If you’re not a developer of NPC packs and all this talk went right over your head, please request the makers of the packs you’re using to update their packs to the new system. Implementing the change, although unfortunately a hassle we couldn’t avoid, ought to take no more than a couple of minutes. For more information see the previous blog post.
I have previously loaded scripts from the scripts/npcs/ and scripts/blocks/ directories.
Due to the move to the npc-n and block-n system, a lot of NPC and Block files were either moved or removed. This change in structure is one-time and we have now completed the move to the new system! Regardless, you will have to rewrite at least some of your code. You are likely to find what you need in the scripts/npcs/ai directory or scripts/blocks/ai directory, where all common behaviours are now located. If you cannot find what you need, take a closer look at the npc-n/block-n file of a basegame entity sharing the behaviour you were emulating. You can copy that file over and edit values where necessary to achieve the same result your code had before.
I have previously relied on newblocks.lua.
Now that newblocks no longer exists and blocks use the same system as NPCs, please look into rewriting your block code in accordance with the block-n system. Chances are, you will see a performance boost after doing so, too. Especially if it relied on onCollideBlock!
The new isheavy flag is breaking setups in one of my levels.
The isheavy config flag can be disabled on a per-id basis by putting “isheavy=false” (without the quotes) into a npc-n.txt file, where n is the ID of the NPC that’s causing trouble.
Springs no longer bounce essential noblockcollision NPCs!
You can add NPC IDs to the spring whitelists by loading springs.lua and calling the springs.whitelist(id, type) function, where “id” is the ID to whitelist and “type” is the type of spring to whitelist from. If you leave this empty, it whitelists for all springs. The default types are “UP” and “SIDE”.
Why does the NPC passthrough block no longer work in multiplayer?
Previously, there was a bug where NPC passthrough blocks would react weirdly to all thrown NPCs. While fixing that bug, we unfortunately had to temporarily break multiplayer support on that block. Multiplayer support will return in a future update, when we make sure all characters and obstacles work with multiplayer (which is currently not yet possible). Please keep an eye out! I hope the current behaviour of the block ends up being more benefitial than harmful to your levels.
For further issues, please take a look at the highlighted sections in the patch notes. There are some things highlighted that are self-explanatory in how they can be resolved, so I didn’t touch upon them here.

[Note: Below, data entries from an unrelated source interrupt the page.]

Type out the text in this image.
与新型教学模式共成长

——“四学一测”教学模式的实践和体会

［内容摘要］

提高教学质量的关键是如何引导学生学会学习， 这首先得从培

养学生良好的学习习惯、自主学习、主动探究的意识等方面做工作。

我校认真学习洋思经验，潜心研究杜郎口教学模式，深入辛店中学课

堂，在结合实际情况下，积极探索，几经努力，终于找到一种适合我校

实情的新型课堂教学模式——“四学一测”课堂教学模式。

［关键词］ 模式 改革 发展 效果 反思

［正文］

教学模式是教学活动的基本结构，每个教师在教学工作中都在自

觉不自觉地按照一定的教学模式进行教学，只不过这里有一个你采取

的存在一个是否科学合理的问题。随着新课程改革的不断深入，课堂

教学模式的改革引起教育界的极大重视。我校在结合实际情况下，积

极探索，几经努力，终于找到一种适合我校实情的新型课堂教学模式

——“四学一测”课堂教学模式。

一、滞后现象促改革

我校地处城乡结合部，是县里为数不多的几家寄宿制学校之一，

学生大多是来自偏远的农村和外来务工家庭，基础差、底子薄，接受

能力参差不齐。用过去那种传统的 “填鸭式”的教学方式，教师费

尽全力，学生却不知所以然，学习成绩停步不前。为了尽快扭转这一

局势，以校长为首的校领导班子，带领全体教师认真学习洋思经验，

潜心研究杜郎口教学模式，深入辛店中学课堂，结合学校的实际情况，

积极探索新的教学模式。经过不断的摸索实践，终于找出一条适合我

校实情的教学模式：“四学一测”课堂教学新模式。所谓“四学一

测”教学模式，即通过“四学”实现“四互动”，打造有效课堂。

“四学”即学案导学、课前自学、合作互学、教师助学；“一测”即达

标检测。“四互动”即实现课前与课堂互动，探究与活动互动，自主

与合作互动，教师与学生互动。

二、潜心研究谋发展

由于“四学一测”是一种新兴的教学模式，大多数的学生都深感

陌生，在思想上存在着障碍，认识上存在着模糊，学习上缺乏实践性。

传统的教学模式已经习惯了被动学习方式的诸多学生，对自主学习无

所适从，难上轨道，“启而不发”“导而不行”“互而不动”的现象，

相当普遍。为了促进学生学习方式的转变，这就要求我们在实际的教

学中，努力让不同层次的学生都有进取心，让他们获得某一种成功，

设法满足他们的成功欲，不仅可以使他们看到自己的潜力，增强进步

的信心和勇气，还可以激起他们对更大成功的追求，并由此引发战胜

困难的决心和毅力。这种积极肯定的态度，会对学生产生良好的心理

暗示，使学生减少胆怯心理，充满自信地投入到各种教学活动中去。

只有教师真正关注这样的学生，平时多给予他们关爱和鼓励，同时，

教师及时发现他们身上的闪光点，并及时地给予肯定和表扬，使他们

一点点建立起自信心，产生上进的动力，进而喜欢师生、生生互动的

Due to the confusing names of preview builds, with this release we are trying out a new, consistent version numbering system. With the new system, beta versions will be prefixed with a b (e.g. 2.0.0.b3 for Beta 3), and preview versions with a p (e.g. 2.0.0.b4.p2 for PAL). Patches and hotfix releases will also have their own version number, and it will be possible to check your version number in Lua. Hopefully this should help make things a bit less confusing, since everything will use a consistent numbering scheme.
We have also rewritten the launcher update check code a little so you can decide what severity of updates you would like to receive notifications for – If you’re happy developing your episode for 2.0.0 you’re probably not interested in half-working shenanigans from the 2.0.1p preview builds.
I hope you enjoy what we have made for you today! Thank you for reading and have a great time.